Salazar, who is one of the oldest members of team, sadly said that this wasn't the way it was supposed to end.
Yet, as Brooks knows, this isn't the end for their Legion family, and although they've lost five of their own and are to receive a new commander in a few months, the responsibility of carrying on their unit's legacy falls in the hands of their NCOs.
In my time with B, 1-8, which started back at Fort Hood, Texas last year, I felt something special among its Soldiers. As I mourned their losses, I learned how important it is to go on and honor the sacrifices made by these fine Soldiers by just continuing the mission as they have done time and time again from Haifa to Bourbon and back again.
The Mustang Battalion held a memorial for their fallen Soldiers at the FOB Rustamiyah Chapel March 20.
"These men were our friends, our leaders, our mentors, and our Soldiers," said Lt. Col. Jeffrey Sauer, 1-8's commander. "This tragic event has hit us very hard."

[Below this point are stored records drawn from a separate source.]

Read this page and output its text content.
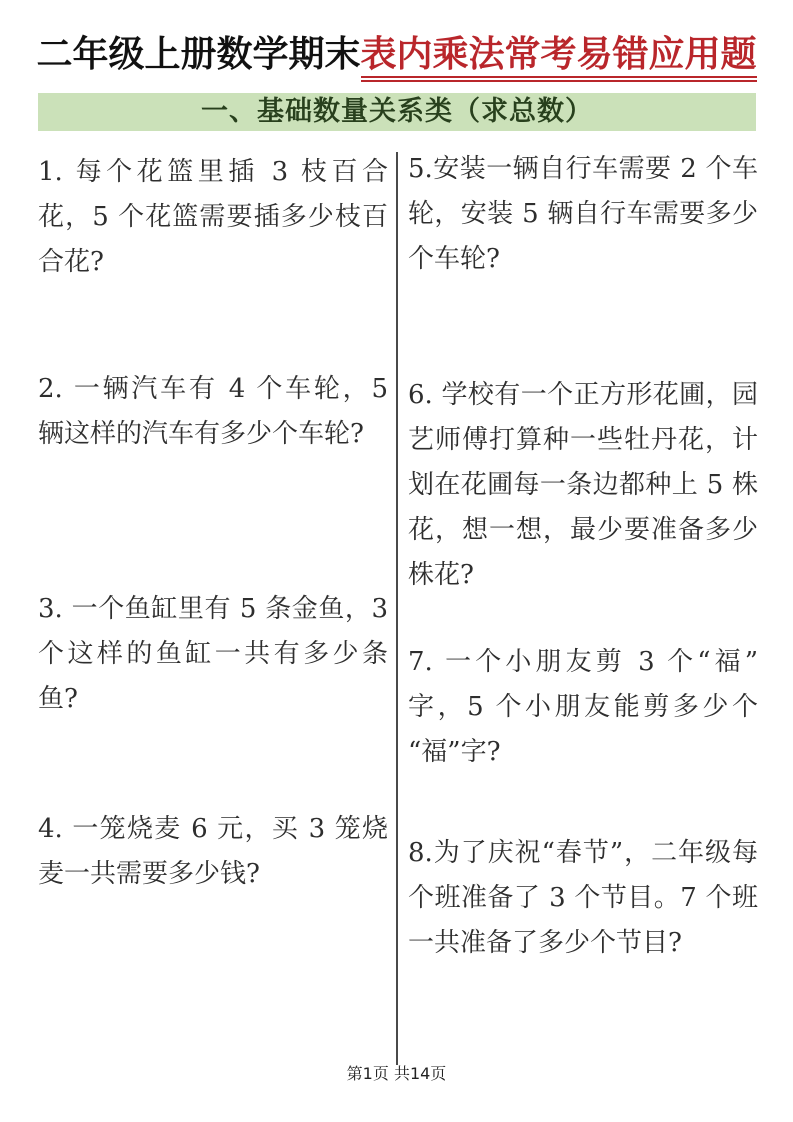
二年级上册数学期末表内乘法常考易错应用题
一、基础数量关系类（求总数）
1. 每个花篮里插 3 枝百合花，5 个花篮需要插多少枝百合花?
2. 一辆汽车有 4 个车轮，5 辆这样的汽车有多少个车轮?
3. 一个鱼缸里有 5 条金鱼，3 个这样的鱼缸一共有多少条鱼?
4. 一笼烧麦 6 元，买 3 笼烧麦一共需要多少钱?
5.安装一辆自行车需要 2 个车轮，安装 5 辆自行车需要多少个车轮?
6. 学校有一个正方形花圃，园艺师傅打算种一些牡丹花，计划在花圃每一条边都种上 5 株花，想一想，最少要准备多少株花?
7. 一个小朋友剪 3 个“福”字，5 个小朋友能剪多少个“福”字?
8.为了庆祝“春节”，二年级每个班准备了 3 个节目。7 个班一共准备了多少个节目?
第1页 共14页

During the ceremony, Sauer said there were so many questions everyone had about why it had it had to happen to these men. He offered this:
"We may never know or understand many of the answers, but this is what I think we all know today: We know of these five Soldiers' competence and dedication. We know of their steadfast commitment to their families and friends -- we know their dedication to this nation, to this battalion, and to this mission -- we know they volunteered and wanted to be a part of something bigger than themselves.'
"We know these fine Soldiers cared for their Soldiers and would move mountains to take care of them," he continued. "We know they cared deeply and loved their wives, children, fiancés with all their hearts.'
"To the parents, spouses and fiancé: I thank you for such noble and decent men. It's with great pride to have known men of such high caliber. It's our privilege and our honor to have served alongside these great Americans."
Prater, 25, is survived by his wife Amy, their son Bryson, and their daughter Madisen.
Harris, 26, is survived by his wife Brandy and their son Tyrus.
Brand, 29, is survived by his parents John and Debi Brand.
Green, 25, is survived by his mother Lynda and his father Craig.
Arnold, 21, is survived by his mother Mary and his father Phillip.